"No, I am the only visitor."

"Do they live all alone?" Isabella Vernon's voice was rather unsteady, and her eyes were still searching the girl's face.

"They have a little son," Philippa replied, "but he is not well just now. They are anxious about him."

"I am sorry," said the other simply. "We used to have very happy times in the old days when--your aunt stayed with Lady Louisa--and her brother too sometimes."

"He was my father. Did you know him?"

"Oh yes, I knew him quite well."

"He died some years ago."

"Ah! I had not heard. He and I were very good friends when we were young. But I don't suppose he remembered me."

"I do not think I ever heard him speak of you."

"No, very likely not. But I have a good memory, especially for my friends. One loses sight of people very easily, far too easily; and then it is difficult to find them again when one returns to England after a long absence. You have been a good deal abroad too, I expect."

"Yes, I have lived almost entirely abroad. So much so, in fact, that I am disgracefully ignorant about my native land. I hardly know it at all. I was so interested as I travelled down here, to see how utterly different it was to anything I had ever seen."

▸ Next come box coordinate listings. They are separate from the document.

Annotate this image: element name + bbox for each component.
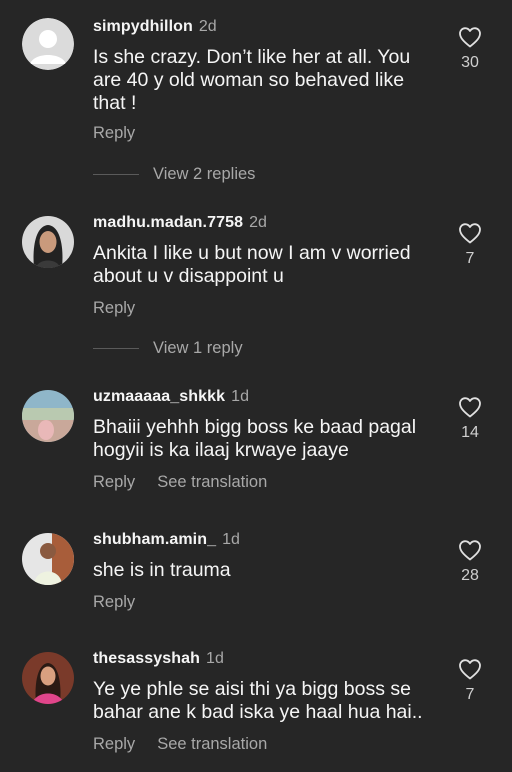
comment-text: Ye ye phle se aisi thi ya bigg boss se b… (93, 678, 423, 723)
reply-button[interactable]: Reply (93, 299, 135, 317)
avatar[interactable] (22, 216, 74, 268)
timestamp: 1d (222, 531, 240, 548)
reply-button[interactable]: Reply (93, 124, 135, 142)
view-replies-button[interactable]: View 2 replies (93, 165, 255, 184)
comment-text: Bhaiii yehhh bigg boss ke baad pagal hog… (93, 416, 417, 461)
like-count: 28 (461, 567, 479, 584)
comment-actions: Reply (93, 299, 135, 318)
comment-meta: simpydhillon 2d (93, 18, 217, 36)
timestamp: 1d (231, 388, 249, 405)
heart-outline-icon (459, 223, 481, 244)
see-translation-button[interactable]: See translation (157, 735, 267, 753)
comment-actions: Reply (93, 593, 135, 612)
timestamp: 2d (249, 214, 267, 231)
like-count: 7 (465, 686, 475, 703)
see-translation-button[interactable]: See translation (157, 473, 267, 491)
default-avatar-icon (22, 18, 74, 70)
comment-text: Is she crazy. Don’t like her at all. You… (93, 46, 411, 114)
like-count: 14 (461, 424, 479, 441)
comment-actions: Reply See translation (93, 735, 267, 754)
like-button[interactable]: 30 (450, 26, 490, 72)
heart-outline-icon (459, 27, 481, 48)
woman-pink-photo-icon (22, 652, 74, 704)
heart-outline-icon (459, 397, 481, 418)
like-count: 7 (465, 250, 475, 267)
view-replies-label: View 1 reply (153, 339, 243, 357)
comment-meta: shubham.amin_ 1d (93, 531, 240, 549)
comment-actions: Reply (93, 124, 135, 143)
comment-meta: madhu.madan.7758 2d (93, 214, 267, 232)
avatar[interactable] (22, 18, 74, 70)
like-button[interactable]: 7 (450, 222, 490, 268)
like-button[interactable]: 7 (450, 658, 490, 704)
replies-divider (93, 348, 139, 350)
comment-text: she is in trauma (93, 559, 231, 581)
heart-outline-icon (459, 659, 481, 680)
woman-portrait-icon (22, 216, 74, 268)
heart-outline-icon (459, 540, 481, 561)
view-replies-button[interactable]: View 1 reply (93, 339, 243, 358)
reply-button[interactable]: Reply (93, 473, 135, 491)
username[interactable]: uzmaaaaa_shkkk (93, 388, 225, 405)
comment-meta: uzmaaaaa_shkkk 1d (93, 388, 249, 406)
timestamp: 2d (198, 18, 217, 35)
username[interactable]: madhu.madan.7758 (93, 214, 243, 231)
timestamp: 1d (206, 650, 224, 667)
like-count: 30 (461, 54, 479, 71)
comment-actions: Reply See translation (93, 473, 267, 492)
username[interactable]: simpydhillon (93, 18, 193, 35)
username[interactable]: thesassyshah (93, 650, 200, 667)
reply-button[interactable]: Reply (93, 593, 135, 611)
landscape-photo-icon (22, 390, 74, 442)
comment-text: Ankita I like u but now I am v worried a… (93, 242, 411, 287)
avatar[interactable] (22, 652, 74, 704)
like-button[interactable]: 28 (450, 539, 490, 585)
man-photo-icon (22, 533, 74, 585)
replies-divider (93, 174, 139, 176)
username[interactable]: shubham.amin_ (93, 531, 216, 548)
comment-meta: thesassyshah 1d (93, 650, 224, 668)
avatar[interactable] (22, 390, 74, 442)
avatar[interactable] (22, 533, 74, 585)
reply-button[interactable]: Reply (93, 735, 135, 753)
like-button[interactable]: 14 (450, 396, 490, 442)
view-replies-label: View 2 replies (153, 165, 256, 183)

"I think that is the most interesting part of travelling," answered Isabella Vernon, smiling "The aspect of the different countries, I mean. Not the people, but the very earth itself. You cross a frontier and at once all seems changed. There may be hills and trees and water just as there have been before, but they have not in the least the same appearance. Of course there are some tiresome folks who are always seeing likenesses; they will tell you glibly that Canada reminds them of Cumberland, or South Africa of the Sahara, but that is merely because they are blind. Having eyes they see not the subtle characteristics of every land and miss its individuality. I have journeyed all round the globe, and now, as I sit by my own fireside and think of what I have seen, it is always some particular point about the look of a country that comes first into my mind. The peculiar ochre tint of the bare stretches of Northern China; the outlines of the hills in Japan--so irregular and yet so sharp, as though they had been cut out with a sharp pair of scissors in a shaky hand. The towering masses of the Rockies, where the strata runs all sideways, as if a slice of the very crust of the universe had been tilted up on edge by some gigantic upheaval.